06/13/2014
Here’s Peggy Noonan, writing in the institutionally pro-immigration Wall Street Journal:
A great deal of time and money is about to be spent trying to prove Mr. Cantor’s primary loss in Virginia’s Seventh district had nothing to do with immigration. Well, the story that dominated every day of the campaign’s last two weeks was the flood of children, sometimes alone, streaming across the southern border. It gave a daily and visual sense of open borders, chaos, the collapse of law. While the U.S. government does nothing. And Eric Cantor is a high officer of one of that government’s branches. His opponent, David Brat, spent those weeks hammering Mr. Cantor on amnesty. His biggest talk-radio supporter, Laura Ingraham, hit again and again on the same subject. So, you know, immigration might have had something to do with the outcome. It was the real and present issue, the galvanic and immediate one. [Cantor Bows Out With Grace, June 12, 2014]Noonan says that
"And Republicans do not trust their own party to do what is right for the country on immigration. They know the party leaders are for reform because they believe the GOP will lose the Hispanic vote forever if they don’t move forward. The base not unreasonably assumes that any reform will address the interests of the party and of Wall Street but not necessarily the nation. There is a real failure of trust here. Mr. Cantor got caught in it."Actually, of course, the leadership isn’t doing what’s in the interests of the party, but in the interests of its donors. But yes, "real failure of trust here".

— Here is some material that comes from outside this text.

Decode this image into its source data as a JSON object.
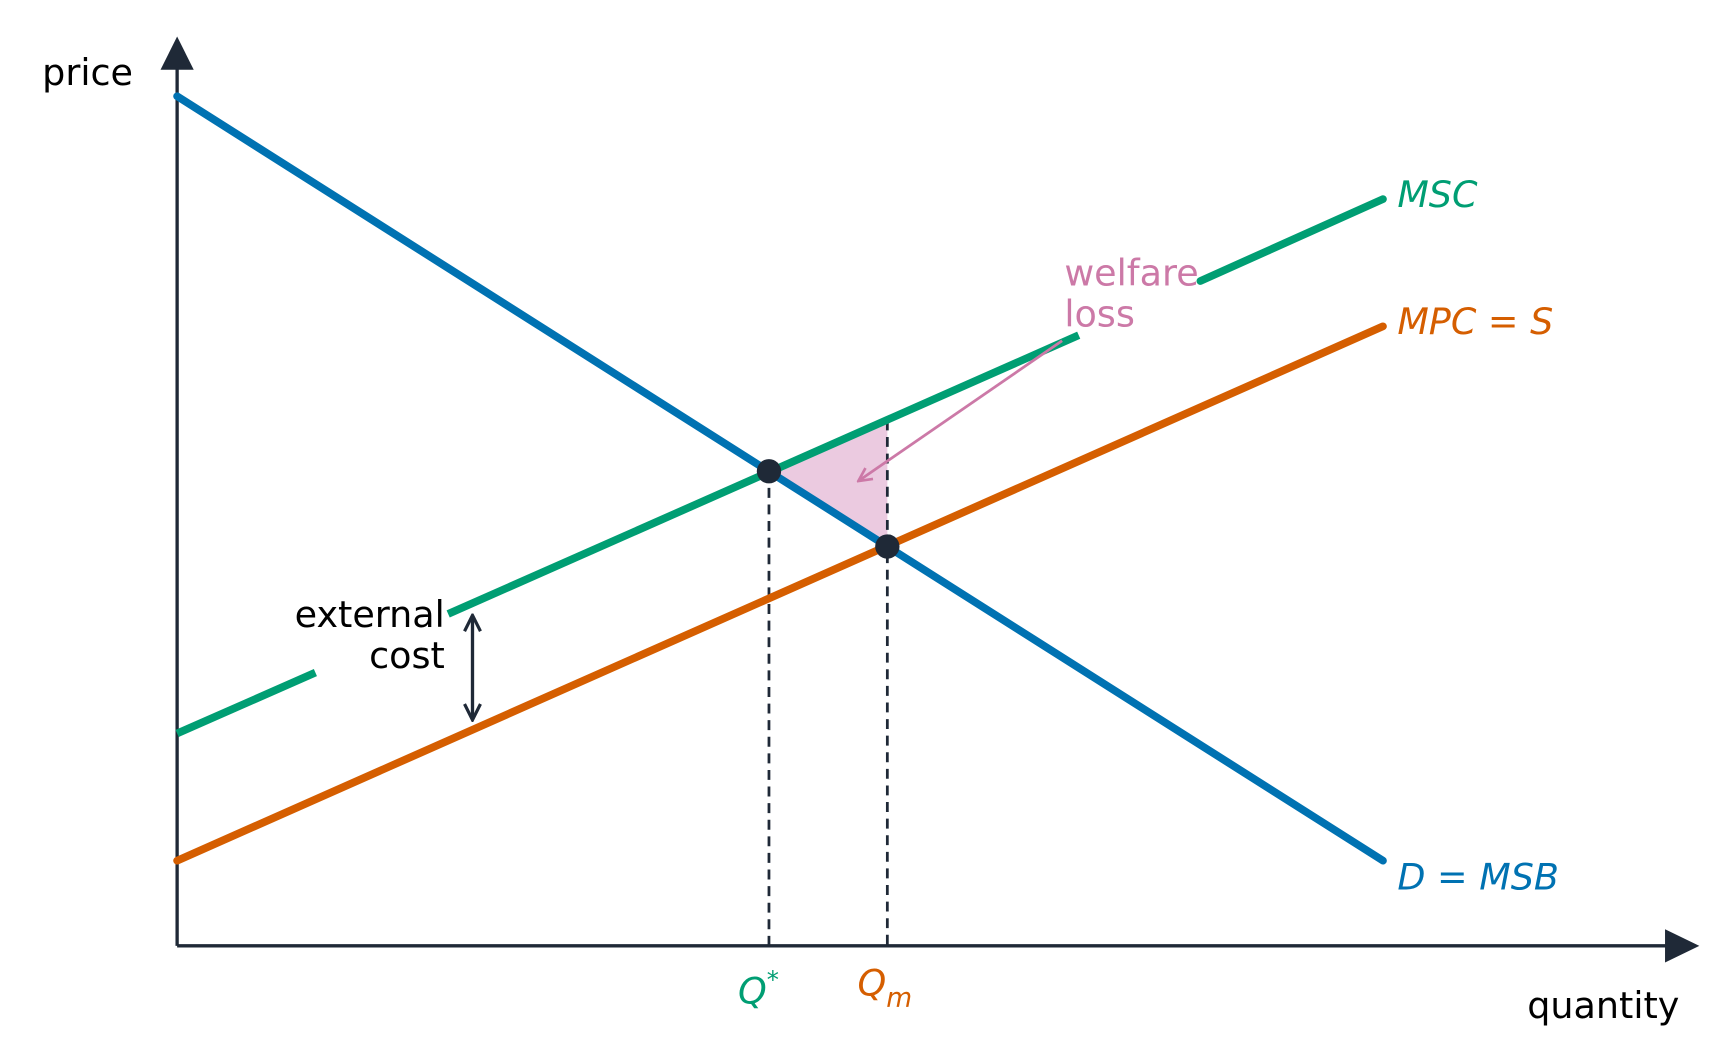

This is a quote from David Frum’s book, How We Got Here: The 70?S: The Decade That Brought You Modern Life-–For Better or Worse :
“In the 1950s and early 1960s, only about a quarter of Americans said “yes”to the question, “I don’t think public officials care much what people like me think.”That sad response rose to about one-third by the mid-1960s, to more than 40 percent in 1968, and to an outright majority of the population In 1976. By the mid-1970s, two-thirds of the public said “they felt what they think does not really count.” Sociologists would spend years puzzling over those numbers, but one ought not too quickly to reject the hypothesis that people felt that their views did not much countbecause in fact their views did not much count.”Frum was talking about forced busing, this being a book about the 70s. I’m not sure how he feels about whose view count these days.